Tuesday, June 28, 2005

Hollywood and digital piracy ... Last night Kevin Drum took up the digital piracy issue:
As bandwidth increases, DVD technology improves, and software becomes as easy to use as a toaster, every piece of digital content on the planet will be available within minutes. It's possible that the movie industry could survive for a while based on the dwindling band of old farts who like to sit in theaters, but that's about it. Unless a movie has enough cross-promotional potential to make the production worthwhile all by itself, it will be impossible to make any money in the movie industry. Ditto for music.

As on point as Kevin typically is, I think he misses a key distinction here between movie production and movie distribution.

The demand for movie production has always held fairly constant: people enjoy being entertained. That said, there's only so many times you can watch Spiderman before it stops being entertaining. So if no new movies were made for, say, a year, by the end of that year people would be quite willing to dish out cash for new content. How exactly they'd make that payment -- watch ads, buy a dvd 'bond', etc -- is open to debate. But the point is the demand for the production of movies will always be there.

Not so, however, for distribution. Currently an enormous chunk of a movie's full expense is tied up in marketing and distribution costs. I don't know the exact figures off the top of my head, but it's at least half the price of a ticket. What a digital platform is going to do is drive down the price of that half-ticket.
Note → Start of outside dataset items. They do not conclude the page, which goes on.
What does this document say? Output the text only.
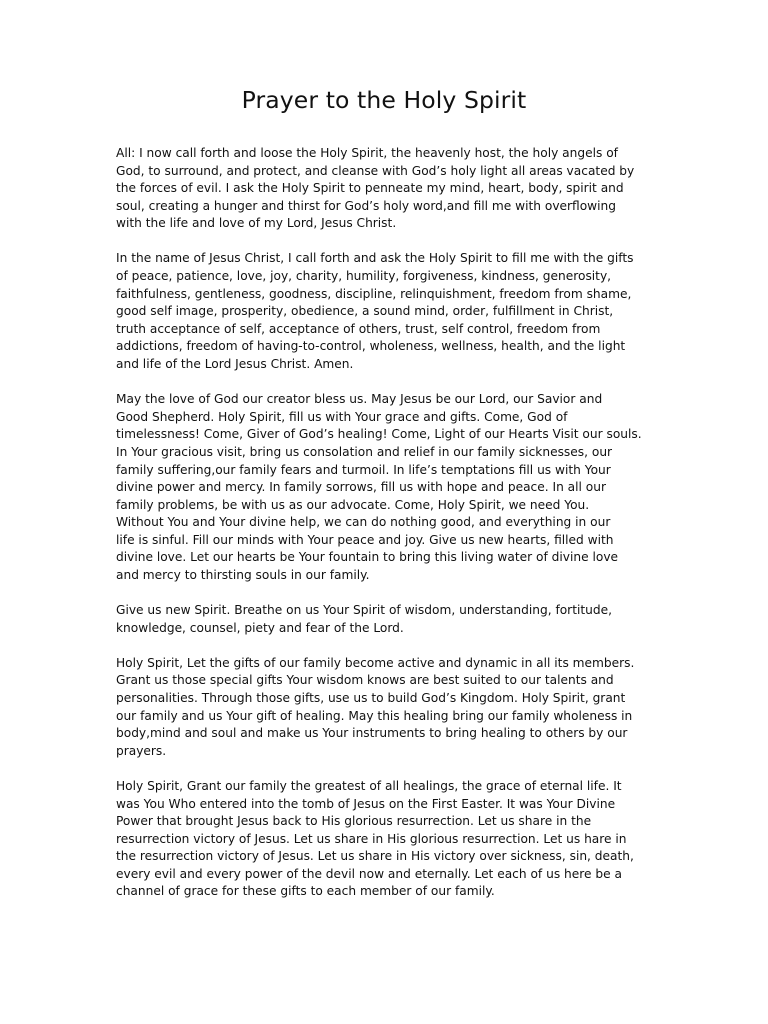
Prayer to the Holy Spirit

All: I now call forth and loose the Holy Spirit, the heavenly host, the holy angels of
God, to surround, and protect, and cleanse with God’s holy light all areas vacated by
the forces of evil. I ask the Holy Spirit to penneate my mind, heart, body, spirit and
soul, creating a hunger and thirst for God’s holy word,and fill me with overflowing
with the life and love of my Lord, Jesus Christ.

In the name of Jesus Christ, I call forth and ask the Holy Spirit to fill me with the gifts
of peace, patience, love, joy, charity, humility, forgiveness, kindness, generosity,
faithfulness, gentleness, goodness, discipline, relinquishment, freedom from shame,
good self image, prosperity, obedience, a sound mind, order, fulfillment in Christ,
truth acceptance of self, acceptance of others, trust, self control, freedom from
addictions, freedom of having-to-control, wholeness, wellness, health, and the light
and life of the Lord Jesus Christ. Amen.

May the love of God our creator bless us. May Jesus be our Lord, our Savior and
Good Shepherd. Holy Spirit, fill us with Your grace and gifts. Come, God of
timelessness! Come, Giver of God’s healing! Come, Light of our Hearts Visit our souls.
In Your gracious visit, bring us consolation and relief in our family sicknesses, our
family suffering,our family fears and turmoil. In life’s temptations fill us with Your
divine power and mercy. In family sorrows, fill us with hope and peace. In all our
family problems, be with us as our advocate. Come, Holy Spirit, we need You.
Without You and Your divine help, we can do nothing good, and everything in our
life is sinful. Fill our minds with Your peace and joy. Give us new hearts, filled with
divine love. Let our hearts be Your fountain to bring this living water of divine love
and mercy to thirsting souls in our family.

Give us new Spirit. Breathe on us Your Spirit of wisdom, understanding, fortitude,
knowledge, counsel, piety and fear of the Lord.

Holy Spirit, Let the gifts of our family become active and dynamic in all its members.
Grant us those special gifts Your wisdom knows are best suited to our talents and
personalities. Through those gifts, use us to build God’s Kingdom. Holy Spirit, grant
our family and us Your gift of healing. May this healing bring our family wholeness in
body,mind and soul and make us Your instruments to bring healing to others by our
prayers.

Holy Spirit, Grant our family the greatest of all healings, the grace of eternal life. It
was You Who entered into the tomb of Jesus on the First Easter. It was Your Divine
Power that brought Jesus back to His glorious resurrection. Let us share in the
resurrection victory of Jesus. Let us share in His glorious resurrection. Let us hare in
the resurrection victory of Jesus. Let us share in His victory over sickness, sin, death,
every evil and every power of the devil now and eternally. Let each of us here be a
channel of grace for these gifts to each member of our family.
As with the music industry, file sharing programs will match producer and consumer directly and largely bypass the traditional distribution points in between.

The people crowing the most about digital piracy are the theatre chains and major studeos, each of whom have significant stakes in the distribution process. But what they're really concerned about is not the piracy per se so much as, again, the platform. They dominate the way films are currently distributed, so this represents a huge potentially huge loss of revenue for them. But the all important fact here is that revenue gained from film distribution does not finance subsequent movies.

So there's no way I'm shedding tears for those guys. They're trying to say Hollywood will disappear when the truth is only they will. Technology is radically altering how their business; they need to deal with it the same as everybody else.